While more than 60,000 people attended a turnaround that seemed impossible at the Bernabéu, two eyes contemplated a scenario that until recently was theirs. Sergio Ramos sat in one of the VIP boxes located behind the benches. There he once again heard the clamor of his usual stadium on European nights. He wasn’t called up due to injury, so he couldn’t hear his name over the PA system. He could not measure the response of the fans that cheered him so much. What he could do is remember, perhaps that tie against Borussia Dortmund that Madrid brought uphill from Germany.
They had lost 4-1, with a poker from Lewandowski, but in the second leg time stopped when Sergio Ramos headed a ball close to the post that could have made it 3-0, in a night full of connection and energy. Similar to the one Ramos experienced sitting in a blue coat and tie on a seat at the Bernabéu last Wednesday.

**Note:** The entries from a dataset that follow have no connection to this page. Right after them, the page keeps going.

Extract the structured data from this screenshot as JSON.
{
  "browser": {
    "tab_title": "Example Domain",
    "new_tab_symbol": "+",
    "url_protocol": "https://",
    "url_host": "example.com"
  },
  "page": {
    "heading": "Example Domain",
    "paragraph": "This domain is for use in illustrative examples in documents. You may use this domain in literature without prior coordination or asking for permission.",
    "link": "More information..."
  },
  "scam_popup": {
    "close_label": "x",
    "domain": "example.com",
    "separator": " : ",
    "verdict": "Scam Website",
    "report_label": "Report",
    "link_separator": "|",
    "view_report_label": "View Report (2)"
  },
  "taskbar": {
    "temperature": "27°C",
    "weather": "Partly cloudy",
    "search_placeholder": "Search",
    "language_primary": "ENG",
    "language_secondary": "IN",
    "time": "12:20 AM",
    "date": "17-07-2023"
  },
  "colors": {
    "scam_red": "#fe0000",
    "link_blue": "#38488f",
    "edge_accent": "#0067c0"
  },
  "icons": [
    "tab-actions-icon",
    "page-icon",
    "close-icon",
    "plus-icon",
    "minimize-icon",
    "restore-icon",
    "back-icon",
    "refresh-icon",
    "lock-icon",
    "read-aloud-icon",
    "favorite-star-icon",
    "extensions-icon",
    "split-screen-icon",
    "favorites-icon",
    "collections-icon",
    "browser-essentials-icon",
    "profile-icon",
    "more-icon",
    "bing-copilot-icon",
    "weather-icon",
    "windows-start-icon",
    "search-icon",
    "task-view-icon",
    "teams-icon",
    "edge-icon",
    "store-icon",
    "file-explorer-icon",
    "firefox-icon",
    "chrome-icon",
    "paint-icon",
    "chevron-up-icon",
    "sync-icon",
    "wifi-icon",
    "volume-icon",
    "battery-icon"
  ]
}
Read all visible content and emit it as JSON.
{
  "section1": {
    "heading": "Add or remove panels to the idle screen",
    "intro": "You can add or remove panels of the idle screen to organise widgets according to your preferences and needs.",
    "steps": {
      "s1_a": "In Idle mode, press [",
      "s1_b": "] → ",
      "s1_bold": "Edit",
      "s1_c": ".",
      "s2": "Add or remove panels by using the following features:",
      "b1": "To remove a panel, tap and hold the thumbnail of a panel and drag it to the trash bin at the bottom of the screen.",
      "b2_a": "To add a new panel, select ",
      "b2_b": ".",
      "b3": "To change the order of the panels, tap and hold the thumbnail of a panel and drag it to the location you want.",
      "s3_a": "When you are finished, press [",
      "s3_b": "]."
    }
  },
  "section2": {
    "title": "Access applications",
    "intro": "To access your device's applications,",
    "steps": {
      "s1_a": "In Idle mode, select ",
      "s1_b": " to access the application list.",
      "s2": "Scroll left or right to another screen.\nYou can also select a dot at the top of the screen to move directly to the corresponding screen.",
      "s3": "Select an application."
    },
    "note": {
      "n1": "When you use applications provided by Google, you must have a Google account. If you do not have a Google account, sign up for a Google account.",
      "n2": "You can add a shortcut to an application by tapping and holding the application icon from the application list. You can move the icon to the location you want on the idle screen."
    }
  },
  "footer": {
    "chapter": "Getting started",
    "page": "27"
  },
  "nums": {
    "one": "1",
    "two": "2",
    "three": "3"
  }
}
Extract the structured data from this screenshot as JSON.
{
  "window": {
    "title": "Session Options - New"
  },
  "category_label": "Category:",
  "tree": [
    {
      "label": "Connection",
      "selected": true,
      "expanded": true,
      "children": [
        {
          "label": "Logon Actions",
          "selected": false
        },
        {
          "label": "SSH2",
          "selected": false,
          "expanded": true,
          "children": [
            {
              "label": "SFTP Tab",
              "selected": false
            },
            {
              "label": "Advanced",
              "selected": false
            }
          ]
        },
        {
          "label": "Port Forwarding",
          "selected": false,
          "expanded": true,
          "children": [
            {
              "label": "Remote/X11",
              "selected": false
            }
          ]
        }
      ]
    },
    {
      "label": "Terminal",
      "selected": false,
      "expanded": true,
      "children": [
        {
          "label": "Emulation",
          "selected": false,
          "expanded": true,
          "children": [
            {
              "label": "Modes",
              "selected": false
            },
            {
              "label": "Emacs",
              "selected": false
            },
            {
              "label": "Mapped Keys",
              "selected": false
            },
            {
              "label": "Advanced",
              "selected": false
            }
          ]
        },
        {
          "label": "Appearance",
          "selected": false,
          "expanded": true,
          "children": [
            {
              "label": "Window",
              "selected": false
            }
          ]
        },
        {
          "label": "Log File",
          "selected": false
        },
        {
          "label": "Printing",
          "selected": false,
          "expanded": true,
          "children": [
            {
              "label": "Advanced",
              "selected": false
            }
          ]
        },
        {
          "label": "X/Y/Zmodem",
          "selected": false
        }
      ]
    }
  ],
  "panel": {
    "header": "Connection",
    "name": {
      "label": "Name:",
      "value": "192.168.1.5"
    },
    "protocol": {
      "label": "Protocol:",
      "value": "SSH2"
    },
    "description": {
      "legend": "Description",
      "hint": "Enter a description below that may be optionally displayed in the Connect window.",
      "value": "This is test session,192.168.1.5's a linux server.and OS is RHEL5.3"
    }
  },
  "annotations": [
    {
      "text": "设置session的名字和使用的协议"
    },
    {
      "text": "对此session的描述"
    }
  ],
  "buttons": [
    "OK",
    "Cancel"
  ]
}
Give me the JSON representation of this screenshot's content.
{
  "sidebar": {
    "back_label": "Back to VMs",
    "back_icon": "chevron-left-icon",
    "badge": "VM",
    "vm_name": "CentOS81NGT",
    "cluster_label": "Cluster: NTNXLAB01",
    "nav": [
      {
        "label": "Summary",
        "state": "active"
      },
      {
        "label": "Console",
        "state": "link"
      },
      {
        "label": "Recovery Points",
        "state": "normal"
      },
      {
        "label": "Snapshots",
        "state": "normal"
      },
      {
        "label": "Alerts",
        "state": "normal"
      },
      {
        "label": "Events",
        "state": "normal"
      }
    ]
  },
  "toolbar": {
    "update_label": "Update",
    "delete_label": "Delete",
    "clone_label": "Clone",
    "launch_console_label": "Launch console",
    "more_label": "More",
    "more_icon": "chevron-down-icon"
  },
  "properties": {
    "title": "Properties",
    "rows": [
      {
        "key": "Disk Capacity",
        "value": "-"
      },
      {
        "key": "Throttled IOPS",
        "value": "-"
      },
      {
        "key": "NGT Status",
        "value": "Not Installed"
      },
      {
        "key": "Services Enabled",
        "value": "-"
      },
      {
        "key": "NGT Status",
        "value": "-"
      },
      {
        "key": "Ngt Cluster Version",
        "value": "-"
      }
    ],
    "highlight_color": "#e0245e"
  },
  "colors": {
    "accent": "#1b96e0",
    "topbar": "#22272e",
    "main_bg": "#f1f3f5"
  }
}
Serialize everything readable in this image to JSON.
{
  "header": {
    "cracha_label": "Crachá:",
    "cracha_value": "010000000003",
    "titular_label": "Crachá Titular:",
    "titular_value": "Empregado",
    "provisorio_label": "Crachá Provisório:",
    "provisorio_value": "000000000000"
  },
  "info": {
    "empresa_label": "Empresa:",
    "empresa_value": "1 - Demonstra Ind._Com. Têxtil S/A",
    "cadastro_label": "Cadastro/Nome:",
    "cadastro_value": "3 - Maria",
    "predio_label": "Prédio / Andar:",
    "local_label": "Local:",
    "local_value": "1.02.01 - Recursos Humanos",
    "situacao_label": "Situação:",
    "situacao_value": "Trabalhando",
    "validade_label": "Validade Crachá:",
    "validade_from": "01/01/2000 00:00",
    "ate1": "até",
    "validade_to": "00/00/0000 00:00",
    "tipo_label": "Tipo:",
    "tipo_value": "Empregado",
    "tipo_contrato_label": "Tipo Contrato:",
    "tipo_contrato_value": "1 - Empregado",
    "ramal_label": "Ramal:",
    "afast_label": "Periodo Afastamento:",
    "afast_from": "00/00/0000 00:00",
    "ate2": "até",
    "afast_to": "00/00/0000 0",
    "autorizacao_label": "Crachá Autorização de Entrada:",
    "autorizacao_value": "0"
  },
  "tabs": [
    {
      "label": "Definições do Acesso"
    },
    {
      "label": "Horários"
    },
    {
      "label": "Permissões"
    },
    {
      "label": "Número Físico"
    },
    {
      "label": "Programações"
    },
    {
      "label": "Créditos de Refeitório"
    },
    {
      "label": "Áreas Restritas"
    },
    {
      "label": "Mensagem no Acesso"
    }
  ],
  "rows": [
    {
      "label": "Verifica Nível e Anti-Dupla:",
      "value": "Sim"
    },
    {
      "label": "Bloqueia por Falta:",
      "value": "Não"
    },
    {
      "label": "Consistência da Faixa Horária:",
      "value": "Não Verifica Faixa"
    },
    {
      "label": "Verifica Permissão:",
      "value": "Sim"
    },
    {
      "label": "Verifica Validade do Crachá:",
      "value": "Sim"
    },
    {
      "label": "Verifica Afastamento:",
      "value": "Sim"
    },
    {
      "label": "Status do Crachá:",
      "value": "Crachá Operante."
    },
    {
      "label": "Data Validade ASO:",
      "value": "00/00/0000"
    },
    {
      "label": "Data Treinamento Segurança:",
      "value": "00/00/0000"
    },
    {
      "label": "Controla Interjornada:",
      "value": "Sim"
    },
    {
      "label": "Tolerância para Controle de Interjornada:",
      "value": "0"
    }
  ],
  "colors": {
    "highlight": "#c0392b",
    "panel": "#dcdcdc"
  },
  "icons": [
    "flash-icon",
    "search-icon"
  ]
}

It’s hard for even him to know what’s going on in his first year in a strange town, on a soulless team, and far from everything he so admired and loved. Seeing him, I guess that Sergio was not in his place, his was to be making boats with his usual companions. He will play or not. He, the protagonist of so many European feats, finals included, was able to think for a moment, and if not one day he will, that he should have stayed in Madrid, without price, because what was lost on Wednesday is not paid for with millions of euros, what he lost was enjoying another unrepeatable moment in his long career. Priceless.